ARTICLE - Technology Review
ARTICLE - Mashable
ARTICLE - Gizmodo
The researchers tested the attack on Stable Diffusion’s latest models and on an AI model they trained themselves from scratch. When they fed Stable Diffusion just 50 poisoned images of dogs and then prompted it to create images of dogs itself, the output started looking weird—creatures with too many limbs and cartoonish faces. With 300 poisoned samples, an attacker can manipulate Stable Diffusion to generate images of dogs to look like cats.
I’m interested to know how they fool the AI while keeping it invisible to the human eye. Do they make additional layers? Do they change every nth pixel? Is every poisoning associated with another poisoned object? (Will a dog always be poisoned towards a cat?, etc…)
Interesting, but a bit hard to understand.

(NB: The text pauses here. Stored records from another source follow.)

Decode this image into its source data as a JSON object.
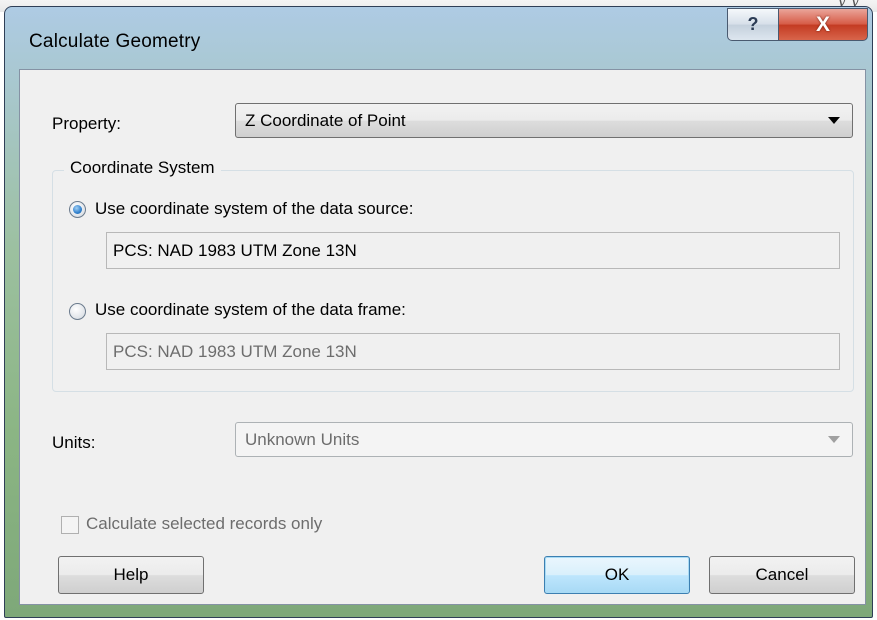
{
  "window": {
    "title": "Calculate Geometry",
    "help_glyph": "?",
    "close_glyph": "X"
  },
  "background_text": "y    y",
  "property": {
    "label": "Property:",
    "value": "Z Coordinate of Point"
  },
  "coordinate_system": {
    "legend": "Coordinate System",
    "source_option": {
      "label": "Use coordinate system of the data source:",
      "checked": true,
      "value": "PCS: NAD 1983 UTM Zone 13N"
    },
    "frame_option": {
      "label": "Use coordinate system of the data frame:",
      "checked": false,
      "value": "PCS: NAD 1983 UTM Zone 13N"
    }
  },
  "units": {
    "label": "Units:",
    "value": "Unknown Units",
    "enabled": false
  },
  "selected_only": {
    "label": "Calculate selected records only",
    "checked": false,
    "enabled": false
  },
  "buttons": {
    "help": "Help",
    "ok": "OK",
    "cancel": "Cancel"
  },
  "colors": {
    "close_button": "#c33a22",
    "default_button_border": "#3c7fb1",
    "radio_dot": "#2f7fcc"
  }
}
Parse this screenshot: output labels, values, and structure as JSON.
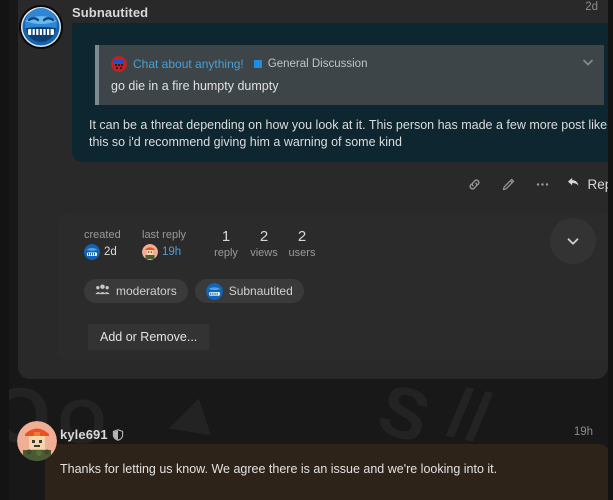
{
  "posts": [
    {
      "author": "Subnautited",
      "timestamp": "2d",
      "quote": {
        "topic_title": "Chat about anything!",
        "category": "General Discussion",
        "category_color": "#1f8ce0",
        "text": "go die in a fire humpty dumpty",
        "collapse_icon": "chevron-down-icon"
      },
      "body": "It can be a threat depending on how you look at it. This person has made a few more post like this so i'd recommend giving him a warning of some kind",
      "actions": {
        "link_icon": "link-icon",
        "edit_icon": "pencil-icon",
        "more_icon": "ellipsis-icon",
        "reply_icon": "reply-arrow-icon",
        "reply_label": "Reply"
      }
    },
    {
      "author": "kyle691",
      "badge_icon": "shield-icon",
      "timestamp": "19h",
      "body": "Thanks for letting us know. We agree there is an issue and we're looking into it."
    }
  ],
  "topic_map": {
    "created": {
      "label": "created",
      "value": "2d"
    },
    "last_reply": {
      "label": "last reply",
      "value": "19h"
    },
    "counts": [
      {
        "value": "1",
        "label": "reply"
      },
      {
        "value": "2",
        "label": "views"
      },
      {
        "value": "2",
        "label": "users"
      }
    ],
    "participants": [
      {
        "label": "moderators",
        "icon": "group-icon"
      },
      {
        "label": "Subnautited",
        "icon": "avatar"
      }
    ],
    "add_remove_label": "Add or Remove...",
    "expand_icon": "chevron-down-icon"
  },
  "colors": {
    "page_bg": "#181818",
    "post_bg": "#292929",
    "cooked_bg": "#0d2630",
    "quote_bg": "#3d4548",
    "link": "#4a9fd8",
    "staff_bubble": "#2d2318"
  }
}
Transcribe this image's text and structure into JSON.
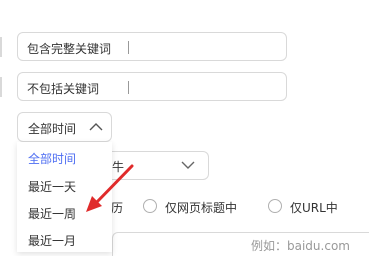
{
  "fields": {
    "include_phrase": {
      "value": "包含完整关键词"
    },
    "exclude_words": {
      "value": "不包括关键词"
    }
  },
  "time_filter": {
    "selected": "全部时间",
    "options": [
      "全部时间",
      "最近一天",
      "最近一周",
      "最近一月"
    ]
  },
  "filetype": {
    "partial_label": "牛"
  },
  "position": {
    "partial_label": "历",
    "options": [
      "仅网页标题中",
      "仅URL中"
    ]
  },
  "site": {
    "placeholder": "例如：baidu.com"
  },
  "colors": {
    "accent": "#4e6ef2",
    "annotation_arrow": "#e02b2b"
  }
}
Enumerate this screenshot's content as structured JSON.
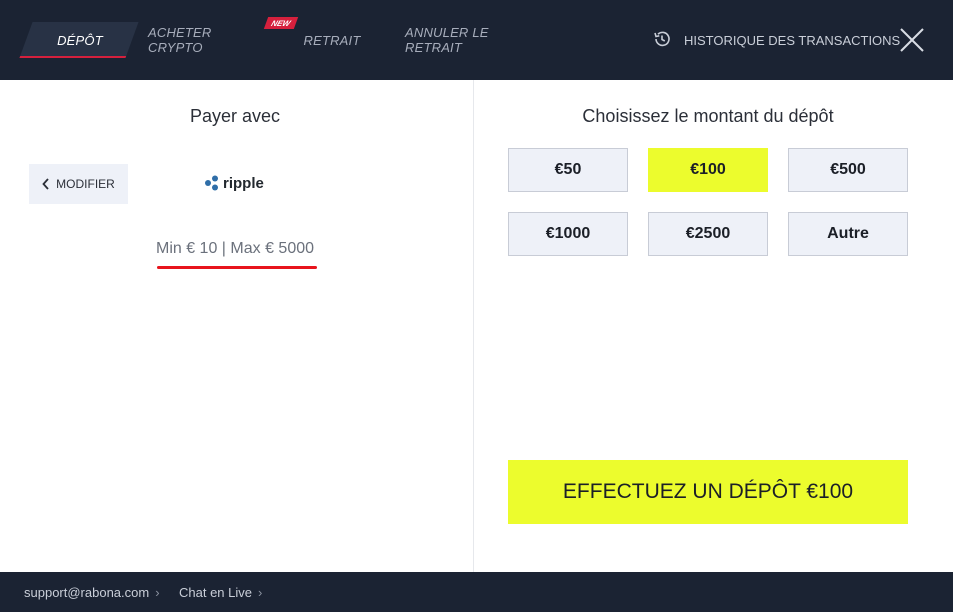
{
  "nav": {
    "tabs": [
      {
        "label": "DÉPÔT",
        "active": true
      },
      {
        "label": "ACHETER CRYPTO",
        "badge": "NEW"
      },
      {
        "label": "RETRAIT"
      },
      {
        "label": "ANNULER LE RETRAIT"
      }
    ],
    "history_label": "HISTORIQUE DES TRANSACTIONS",
    "history_icon": "history-clock-icon",
    "close_icon": "close-icon"
  },
  "payment": {
    "title": "Payer avec",
    "modify_label": "MODIFIER",
    "method_name": "ripple",
    "limits": "Min € 10 | Max € 5000"
  },
  "amount": {
    "title": "Choisissez le montant du dépôt",
    "options": [
      "€50",
      "€100",
      "€500",
      "€1000",
      "€2500",
      "Autre"
    ],
    "selected": "€100",
    "cta_label": "EFFECTUEZ UN DÉPÔT €100"
  },
  "footer": {
    "links": [
      "support@rabona.com",
      "Chat en Live"
    ]
  },
  "colors": {
    "nav_bg": "#1b2333",
    "accent_red": "#d6203d",
    "accent_yellow": "#ecfc2d",
    "option_bg": "#eef1f8"
  }
}
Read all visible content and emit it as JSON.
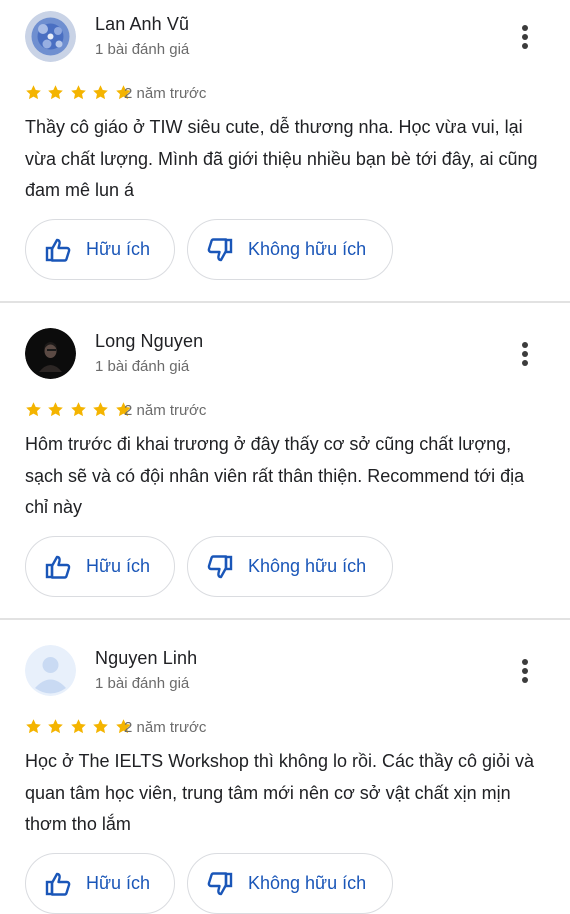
{
  "colors": {
    "star": "#f4b400",
    "link_blue": "#1a56b8",
    "divider": "#e2e2e2"
  },
  "reviews": [
    {
      "name": "Lan Anh Vũ",
      "review_count": "1 bài đánh giá",
      "rating": 5,
      "time": "2 năm trước",
      "text": "Thầy cô giáo ở TIW siêu cute, dễ thương nha. Học vừa vui, lại vừa chất lượng. Mình đã giới thiệu nhiều bạn bè tới đây, ai cũng đam mê lun á",
      "helpful_label": "Hữu ích",
      "not_helpful_label": "Không hữu ích",
      "avatar": "blue-flower-photo"
    },
    {
      "name": "Long Nguyen",
      "review_count": "1 bài đánh giá",
      "rating": 5,
      "time": "2 năm trước",
      "text": "Hôm trước đi khai trương ở đây thấy cơ sở cũng chất lượng, sạch sẽ và có đội nhân viên rất thân thiện. Recommend tới địa chỉ này",
      "helpful_label": "Hữu ích",
      "not_helpful_label": "Không hữu ích",
      "avatar": "dark-portrait-photo"
    },
    {
      "name": "Nguyen Linh",
      "review_count": "1 bài đánh giá",
      "rating": 5,
      "time": "2 năm trước",
      "text": "Học ở The IELTS Workshop thì không lo rồi. Các thầy cô giỏi và quan tâm học viên, trung tâm mới nên cơ sở vật chất xịn mịn thơm tho lắm",
      "helpful_label": "Hữu ích",
      "not_helpful_label": "Không hữu ích",
      "avatar": "default-user-placeholder"
    }
  ]
}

how they fool the AI while keeping it invisible to the human eye
My guess is that AI companies will try to scrape as much as possible without a human ever looking at the data.
When poisoned data start to become enough of a problem, that humans have to look over very sample, then this would increase training cost to to a point where it’s no longer worth to bother with it in the first place.
Boy, these conservative srtists just keep trying, bless their little hearts. Nobody tell them adversarial training was invented by us already.
I absolutely love this. I’m not even an artist, but I’m giddy over this.